Indeed, $1 million is not a small chunk of dough by anyone's standard, but nor will it be hitting bowl organizers in their guts. For perspective, note that the Arizona game collected nearly three times that much from UConn for unsold tickets to last year's game. The Fiesta Bowl will be able to incur the tab, and in fact, according to the task force's report released Wednesday, it was apparently supposed to be doing so all along. An excerpt from page 13 tell us: "the Bowl's articles of incorporation state that '[a]ll funds not paid to the participating colleges shall be used by the corporation for educational and charitable purposes.'"

As opposed to before, when some of those funds were going toward strippers and golf memberships.

But while many will scoff at Wednesday's sanctions as a slap on the wrist, those hoping for full-on blood -- for the BCS to kick out all the Tostitos -- wanted more than just punitive damage. They wanted change for change's sake. In reality, the Fiesta Bowl's miscreants have already paid a stiff price. Numerous execs (most notably CEO John Junker) and board members have already been dismissed, some may still be criminally prosecuted, and the game's reputation has been irreparably damaged. The bowl has made massive overhauls to its governance structure. The only further effect of kicking the bowl out of the BCS would have been to cost the Phoenix area a huge blow to its economy, and the people of Phoenix weren't the wrongdoers here.

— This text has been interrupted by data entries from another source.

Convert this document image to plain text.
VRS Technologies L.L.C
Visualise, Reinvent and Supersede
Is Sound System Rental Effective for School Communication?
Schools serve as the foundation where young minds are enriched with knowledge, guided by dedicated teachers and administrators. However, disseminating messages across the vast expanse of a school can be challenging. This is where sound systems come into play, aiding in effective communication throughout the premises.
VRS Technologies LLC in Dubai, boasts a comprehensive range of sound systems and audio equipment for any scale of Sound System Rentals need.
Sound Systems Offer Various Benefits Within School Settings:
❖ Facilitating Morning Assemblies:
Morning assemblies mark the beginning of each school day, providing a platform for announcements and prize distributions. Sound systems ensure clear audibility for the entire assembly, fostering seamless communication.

The reason the $1 million fine won't be seen as harsh enough punishment is the same reason the Fiesta Bowl scandal angered so many people in the first place: They don't like the BCS, and they believe greed is the central force keeping it together. Announcements like Wednesday's come off as just another example of the good ol' boy network protecting one of its own.

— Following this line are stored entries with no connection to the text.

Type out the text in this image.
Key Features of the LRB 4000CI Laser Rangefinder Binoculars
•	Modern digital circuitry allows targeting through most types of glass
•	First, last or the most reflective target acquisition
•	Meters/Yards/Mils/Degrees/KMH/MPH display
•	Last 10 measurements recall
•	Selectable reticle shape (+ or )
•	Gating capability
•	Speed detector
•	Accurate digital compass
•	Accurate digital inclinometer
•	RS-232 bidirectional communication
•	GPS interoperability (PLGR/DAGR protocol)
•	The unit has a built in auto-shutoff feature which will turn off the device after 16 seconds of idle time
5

To that end, the most encouraging tidbit to come out of the task force's 15-page report Wednesday wasn't the fine itself, or any of other six housekeeping sanctions levied at the Fiesta Bowl. In fact, it did not even mention the Fiesta Bowl. It said this:

"The Task Force recommends that the BCS Group retain an independent expert with a background in management of nonprofit organizations to develop standards for responsible bowl governance. Following the dissemination of such standards, each bowl associated with the BCS will be required to certify annually to the Executive Director of the BCS that it is conducting its business in accordance with the standards."

What's this? Persons associated with the BCS are actually acknowledging that there may be a better way of conducting business than that which they currently employ? They'll actually allow someone to come in and examine the other three games' governance before the discovery of a massive fraud scandal?

Ideally, the Rose, Sugar and Orange bowls would all submit to the same scrupulous, independent and public financial audit the Fiesta Bowl just undertook, for consistency's sake. But Hancock continues to reiterate that won't happen because, "We [have] no reason to suspect there's any other kind of issue with the [other] bowls," and, "It's unfair to paint innocent people with the same brush."

Fair enough. But it's not unreasonable for the public to know how the four major bowls -- to which millions of fans watch and attend -- conduct their business. They're sick of reading about four-day cruise junkets for athletic directors and unreasonable ticket guarantees that take athletic departments to the cleaners. A Minneapolis law firm had to come in and conduct oversight of the Fiesta Bowl in large part because the BCS exercises almost no oversight of its own.

The Fiesta Bowl will live on to host another game (and at least two more after that), but the aftermath of its scandal will live on. As part of its sanctions, the bowl must go before the BCS Group annually to ensure it's following through on the reforms it has promised. The rest of us would like to see more reform from the bowl business in general.